Despite the fact that the 33-year-old is the first person from the Chinese mainland to have participated in and finished the desert marathon, Chen was unhappy with his performance.

"I was glad that I completed the race - it felt like a journey through hell, to be honest - but I could have done much better," he said.

Chen finished 56th among the 849 competitors who participated in the race, which took place from April 3 to 9 this year.

It is mainly amateurs looking to challenge themselves who participate in outdoor endurance events like the Sultan Marathon Des Sables. But few Chinese people took part in such events until recently, partly because of the high costs involved - Chen's registration fee for the Sultan Marathon Des Sables, for example, was around 26,000 yuan (US$3,900).

Born and growing up in a small fishing village on an island in East China's Zhejiang province, Chen is by no means a wealthy man, but he has always been interested in sports. He has been swimming since the age of 6, and was the fastest among his peers in the village.

Chen recalled that he first became interested in endurance sports after his first trip carrying water from the mountain near his village.

"I still remember the day as more like a festival.
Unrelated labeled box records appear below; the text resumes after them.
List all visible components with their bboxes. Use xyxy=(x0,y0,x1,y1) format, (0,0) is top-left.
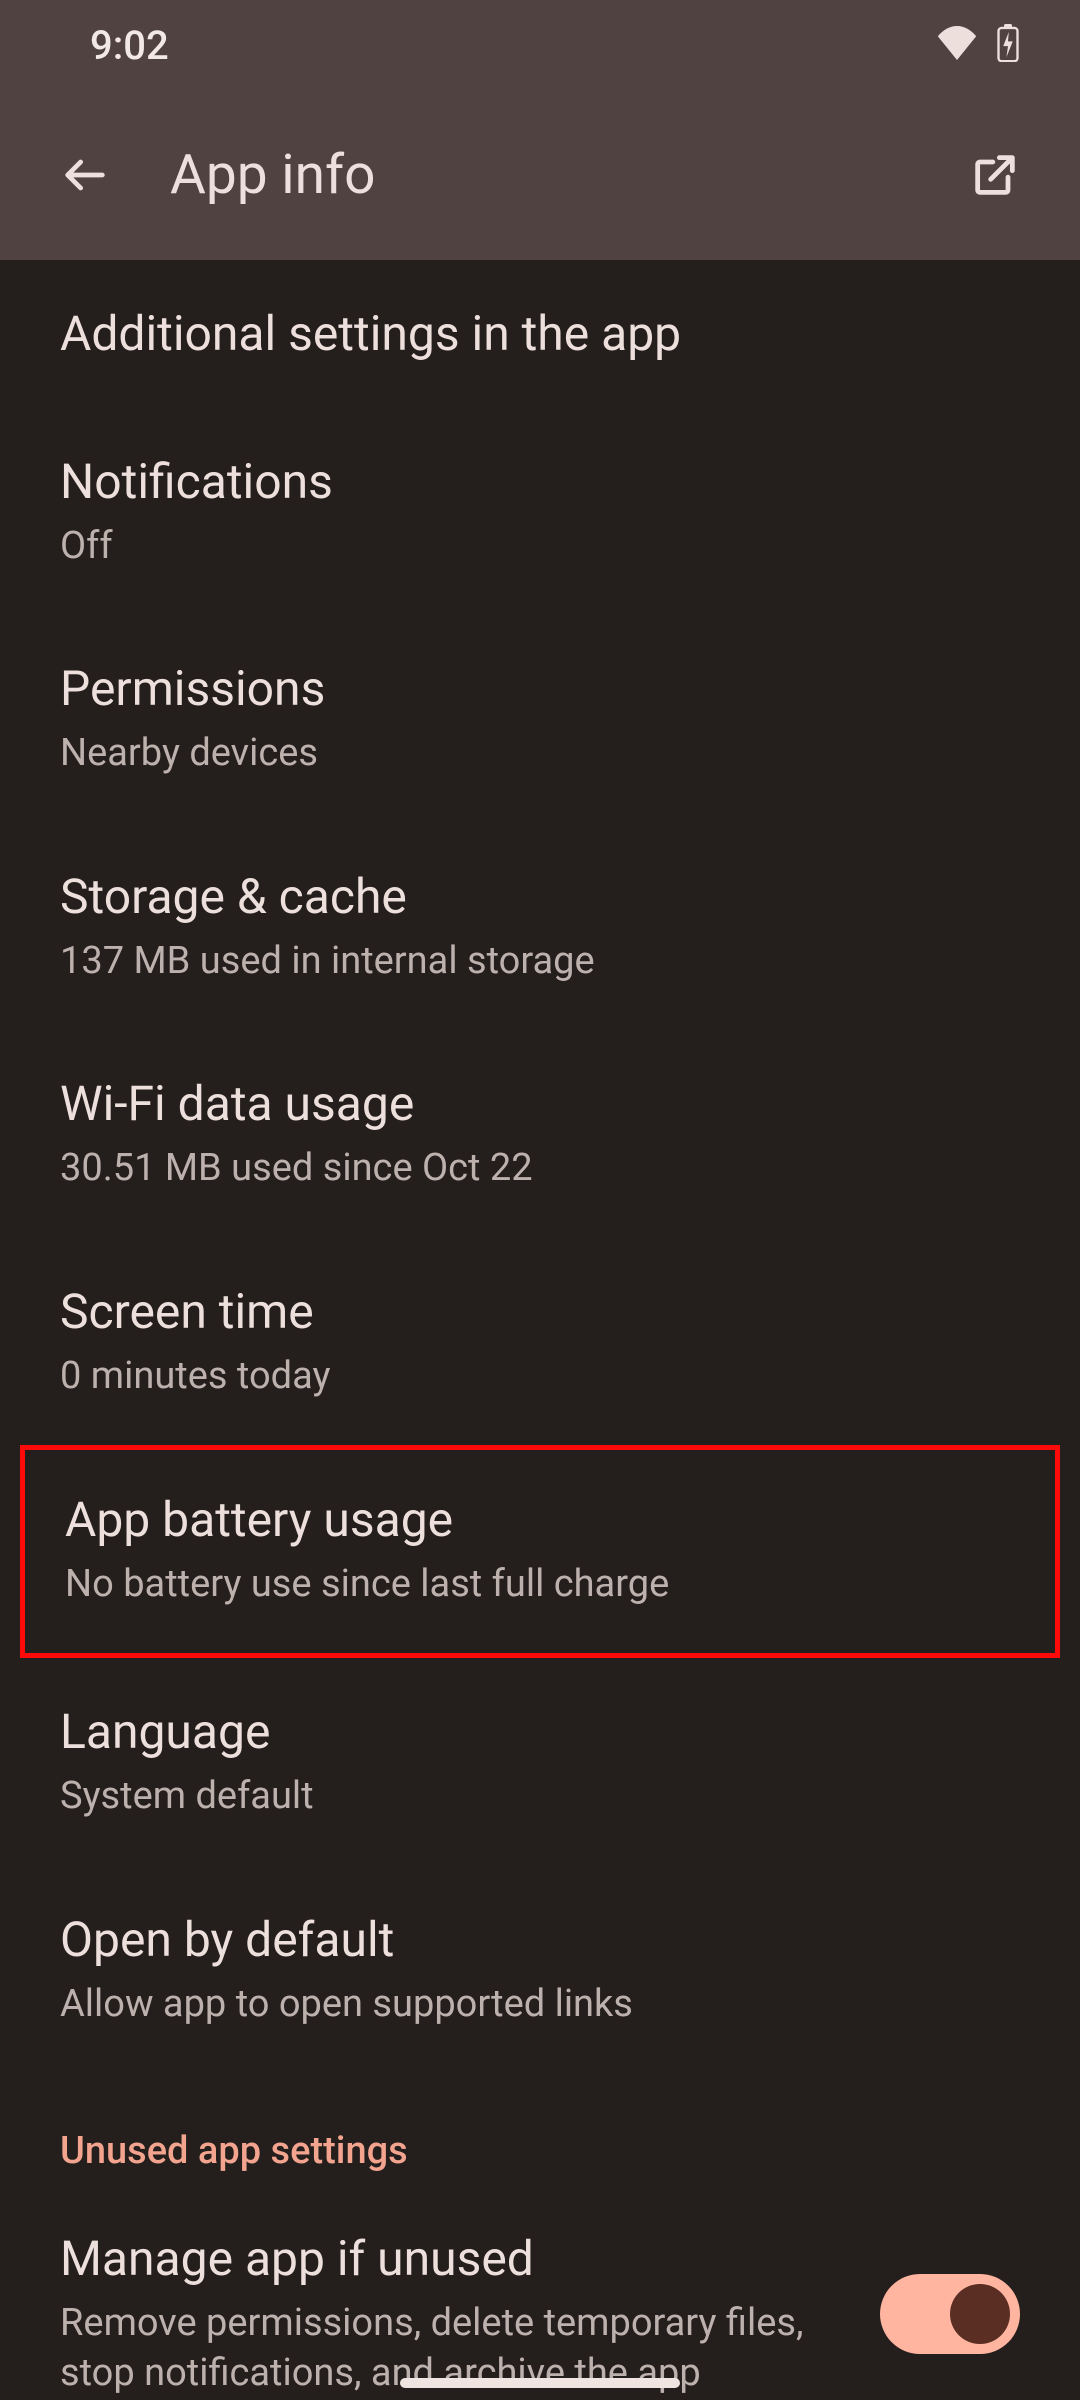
battery-charging-icon xyxy=(996,24,1020,66)
page-title: App info xyxy=(170,143,960,207)
item-title: Language xyxy=(60,1702,1020,1762)
item-title: Screen time xyxy=(60,1282,1020,1342)
item-wifi-data[interactable]: Wi-Fi data usage 30.51 MB used since Oct… xyxy=(0,1030,1080,1237)
open-external-button[interactable] xyxy=(960,140,1030,210)
item-title: Wi-Fi data usage xyxy=(60,1074,1020,1134)
item-subtitle: 30.51 MB used since Oct 22 xyxy=(60,1144,1020,1193)
status-bar: 9:02 xyxy=(0,0,1080,90)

My father made a pair of small barrels for me and I joined a dozen other villagers for the trip," Chen said. "On our way back, many were singing and joking. Parents even held a competition for us children on the small path in the mountain to see who could run the fastest while carrying the most water."

In 2000, he participated in his first formal competition, a push-up contest held in his hometown. Chen beat all the other competitors, including several well-trained professionals, with 438 push-ups in succession.

Cheered and encouraged by local villagers, Chen continued to participate in and win a number of endurance sports competitions, such as water-carrying and the triathlon, first in his home province, then across the country.

But he had to forego a number of influential competitions due to lack of money - he relied on his uncle to pay his travel costs and registration fees for the events.

His father was strongly against him competing.

"My father thought I'd never be able to make a living by participating in these various sports events," Chen said. "He hoped I would return home to continue fishing or find other jobs in the cities and make a real living."

But Chen was not to be deterred. He secured long-term sponsorship in 2004 from Supor, a Zhengjiang-based kitchen appliance manufacturing company.

The company promised to give him a position as a bodyguard and full sponsorship for each event he participated in, plus an annual training subsidy of 10,000 yuan. With this support, Chen was able to participate in a number of world outdoor endurance events.

However, as he has few predecessors, Chen has had to rely on himself to devise a training regime.

Each day he runs at least 42 km, sometimes carrying a pack of 5 kilograms. He has also made himself a number of training facilities to build his muscles and develop his strength.

However, due to lack of experience, Chen said it is difficult to get properly prepared for the events, especially for the international competitions.

Chen said the first time he joined the Marathon around the Alps in France in 2009, although he finished 27th, which was not bad for a first-time competitor, he also damaged both knees.

"I knew nothing about the Alps, my knees were frost-bitten," Chen said.

He thought he had prepared properly for the marathon in Morocco, but it turned out that he had greatly underestimated the dryness in the desert and prepared the wrong food, which included mostly hard-to-digest dried beef instead of the high-calorie chocolate most of the experienced competitors were eating.

Chen said he intends to participate in the marathon in Morocco again next year because he believes he can at least finish in the top 20.

Listed on his schedule for the rest of this year are another five international endurance sports events, including the Antarctic Ice Marathon in November.

Chen recalled the first time he participated in an international event in 2009.

"Many competitors thought I was Japanese because there had never been a participant from the Chinese mainland before," Chen said. "I hope I can change this through my presence at more international events."